Where $A_i$ are random events.

TLDR: why the author treats these to cases as different ?


I showed the first using induction, which is simple once you notice (and prove) that $(A_k - A_1A_k - A2A_k - \dots - A_{k-1}A_k) = (A_k - A_k(A_1 + \dots + A_{k-1}))$.

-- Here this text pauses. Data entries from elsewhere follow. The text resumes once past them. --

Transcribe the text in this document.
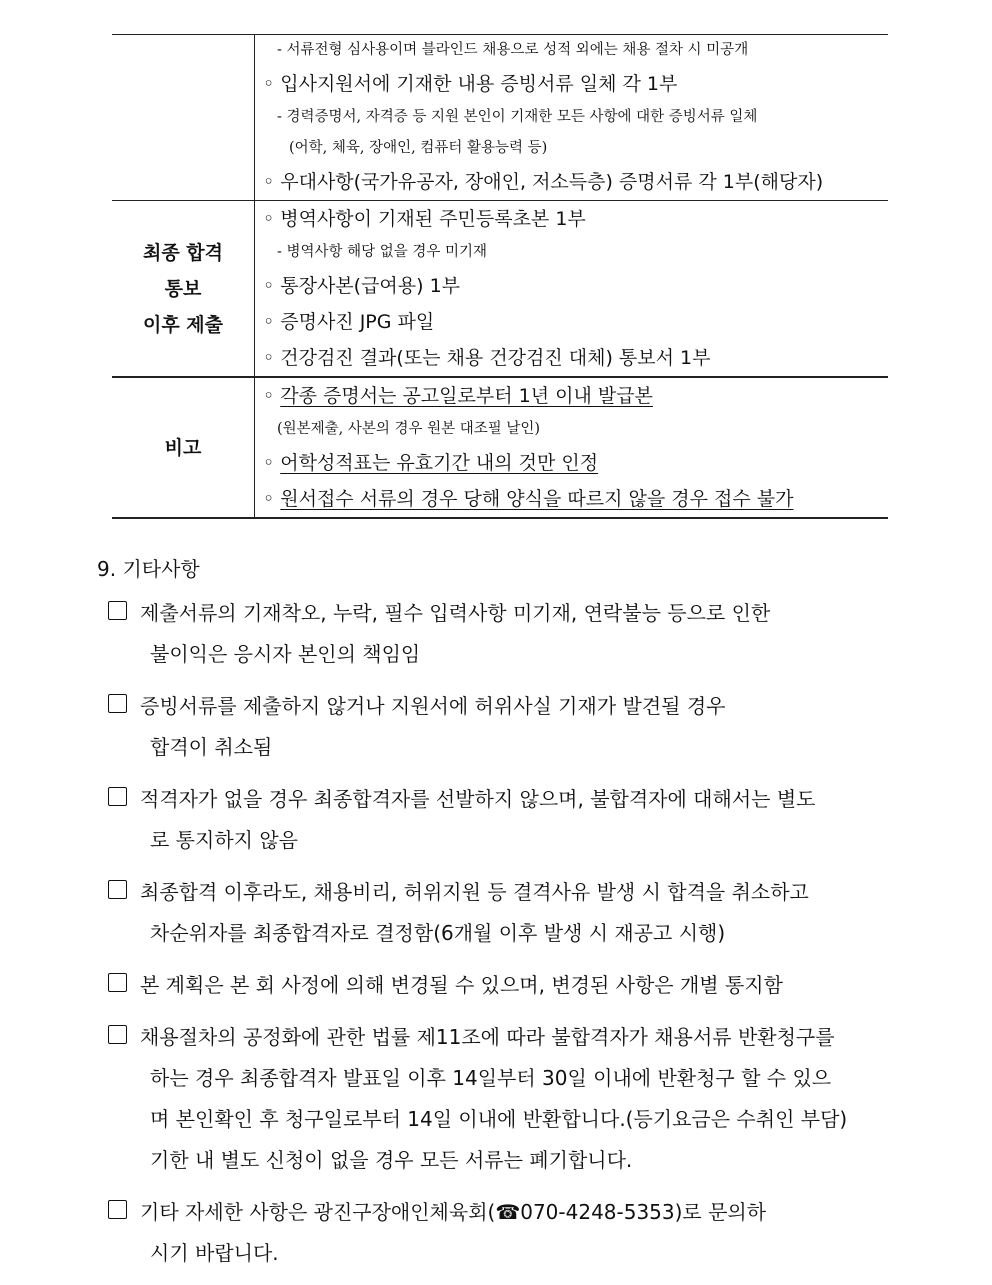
- 서류전형 심사용이며 블라인드 채용으로 성적 외에는 채용 절차 시 미공개
◦ 입사지원서에 기재한 내용 증빙서류 일체 각 1부
- 경력증명서, 자격증 등 지원 본인이 기재한 모든 사항에 대한 증빙서류 일체
(어학, 체육, 장애인, 컴퓨터 활용능력 등)
◦ 우대사항(국가유공자, 장애인, 저소득층) 증명서류 각 1부(해당자)
최종 합격
통보
이후 제출
◦ 병역사항이 기재된 주민등록초본 1부
- 병역사항 해당 없을 경우 미기재
◦ 통장사본(급여용) 1부
◦ 증명사진 JPG 파일
◦ 건강검진 결과(또는 채용 건강검진 대체) 통보서 1부
비고
◦ 각종 증명서는 공고일로부터 1년 이내 발급본
(원본제출, 사본의 경우 원본 대조필 날인)
◦ 어학성적표는 유효기간 내의 것만 인정
◦ 원서접수 서류의 경우 당해 양식을 따르지 않을 경우 접수 불가
9. 기타사항
제출서류의 기재착오, 누락, 필수 입력사항 미기재, 연락불능 등으로 인한
불이익은 응시자 본인의 책임임
증빙서류를 제출하지 않거나 지원서에 허위사실 기재가 발견될 경우
합격이 취소됨
적격자가 없을 경우 최종합격자를 선발하지 않으며, 불합격자에 대해서는 별도
로 통지하지 않음
최종합격 이후라도, 채용비리, 허위지원 등 결격사유 발생 시 합격을 취소하고
차순위자를 최종합격자로 결정함(6개월 이후 발생 시 재공고 시행)
본 계획은 본 회 사정에 의해 변경될 수 있으며, 변경된 사항은 개별 통지함
채용절차의 공정화에 관한 법률 제11조에 따라 불합격자가 채용서류 반환청구를
하는 경우 최종합격자 발표일 이후 14일부터 30일 이내에 반환청구 할 수 있으
며 본인확인 후 청구일로부터 14일 이내에 반환합니다.(등기요금은 수취인 부담)
기한 내 별도 신청이 없을 경우 모든 서류는 폐기합니다.
기타 자세한 사항은 광진구장애인체육회(☎070-4248-5353)로 문의하
시기 바랍니다.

I suspect that induction is not applicable to the second so I used the following technique - I supposed that $x \in \bigcup_{i=1}^{\infty} A_i $ then there exists a set on natural numbers $I$ such that $i\in I \rightarrow x \in A_i$. Let $ i = \inf I$ then $j<i \rightarrow x \notin A_j$ so $x \in (A_i - A_1A_i - A_2A_i - \dots - A_{i-1}A_i)$, so $\bigcup_{i=1}^{\infty} A_i \subset A_1 + (A_2 - A_1A_2) + (A_3 - A_1A_3 - A_2A_3) + \dots $

Showing that $ A_1 + (A_2 - A_1A_2) + (A_3 - A_1A_3 - A_2A_3) + \dots \subset \bigcup_{i=1}^{\infty} A_i$ might be done applying the same principle as before.

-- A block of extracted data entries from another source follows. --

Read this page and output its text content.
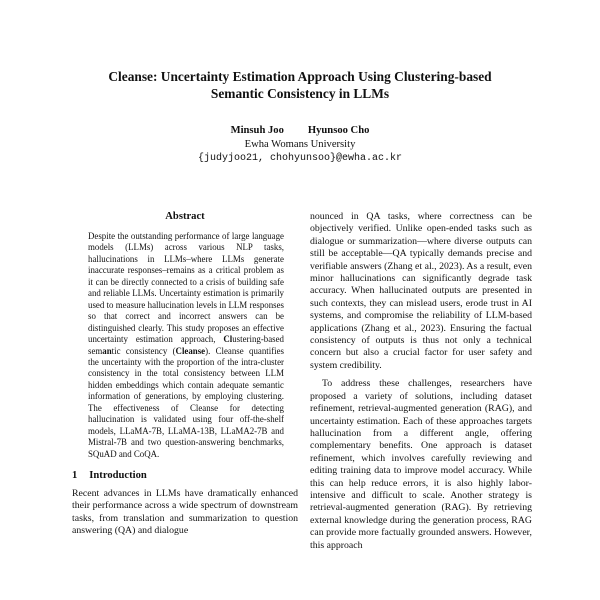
Cleanse: Uncertainty Estimation Approach Using Clustering-based
Semantic Consistency in LLMs
Minsuh Joo Hyunsoo Cho
Ewha Womans University
{judyjoo21, chohyunsoo}@ewha.ac.kr
Abstract

Despite the outstanding performance of large language models (LLMs) across various NLP tasks, hallucinations in LLMs–where LLMs generate inaccurate responses–remains as a critical problem as it can be directly connected to a crisis of building safe and reliable LLMs. Uncertainty estimation is primarily used to measure hallucination levels in LLM responses so that correct and incorrect answers can be distinguished clearly. This study proposes an effective uncertainty estimation approach, Clustering-based semantic consistency (Cleanse). Cleanse quantifies the uncertainty with the proportion of the intra-cluster consistency in the total consistency between LLM hidden embeddings which contain adequate semantic information of generations, by employing clustering. The effectiveness of Cleanse for detecting hallucination is validated using four off-the-shelf models, LLaMA-7B, LLaMA-13B, LLaMA2-7B and Mistral-7B and two question-answering benchmarks, SQuAD and CoQA.

1 Introduction

Recent advances in LLMs have dramatically enhanced their performance across a wide spectrum of downstream tasks, from translation and summarization to question answering (QA) and dialogue

nounced in QA tasks, where correctness can be objectively verified. Unlike open-ended tasks such as dialogue or summarization—where diverse outputs can still be acceptable—QA typically demands precise and verifiable answers (Zhang et al., 2023). As a result, even minor hallucinations can significantly degrade task accuracy. When hallucinated outputs are presented in such contexts, they can mislead users, erode trust in AI systems, and compromise the reliability of LLM-based applications (Zhang et al., 2023). Ensuring the factual consistency of outputs is thus not only a technical concern but also a crucial factor for user safety and system credibility.

To address these challenges, researchers have proposed a variety of solutions, including dataset refinement, retrieval-augmented generation (RAG), and uncertainty estimation. Each of these approaches targets hallucination from a different angle, offering complementary benefits. One approach is dataset refinement, which involves carefully reviewing and editing training data to improve model accuracy. While this can help reduce errors, it is also highly labor-intensive and difficult to scale. Another strategy is retrieval-augmented generation (RAG). By retrieving external knowledge during the generation process, RAG can provide more factually grounded answers. However, this approach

Again, quite straightforward.

I noticed the prove for $(b)$ is valid for $(a)$.The question is: why the author divided the two cases ? Or I made some mistakes while proving and everything is not that straightforward ?

Actually, I was not very suspicious until I encountered the following exercise (in thesame chapter)

$show: P( \bigcup_{i=1}^{n} A_i ) \le \sum_{i=1}^{n} P( A_i )$

$show: P( \bigcup_{i=1}^{\infty} A_i ) \le \sum_{i=1}^{\infty} P( A_i )$

Which can be easily shown using the aforementioned exercise (as hinted by the author, since the right side of the equation is made of independent events), the probability axioms and the fact $P(A) \le P(B) $ if $A \subset B$.

Again the question is the same: why the author treats these to cases as different ?


Of course any proof of (b) is also going to be a valid proof of (a) since you can just reduce (a) to (b) by taking $A_i = \emptyset$ for $i \geq n$.

But, yes, your proof is fine. The reason they're separated into two cases is presumably that the first can be handled with induction alone, whereas the second requires a bit more mathematical maturity in dealing with infinite sets.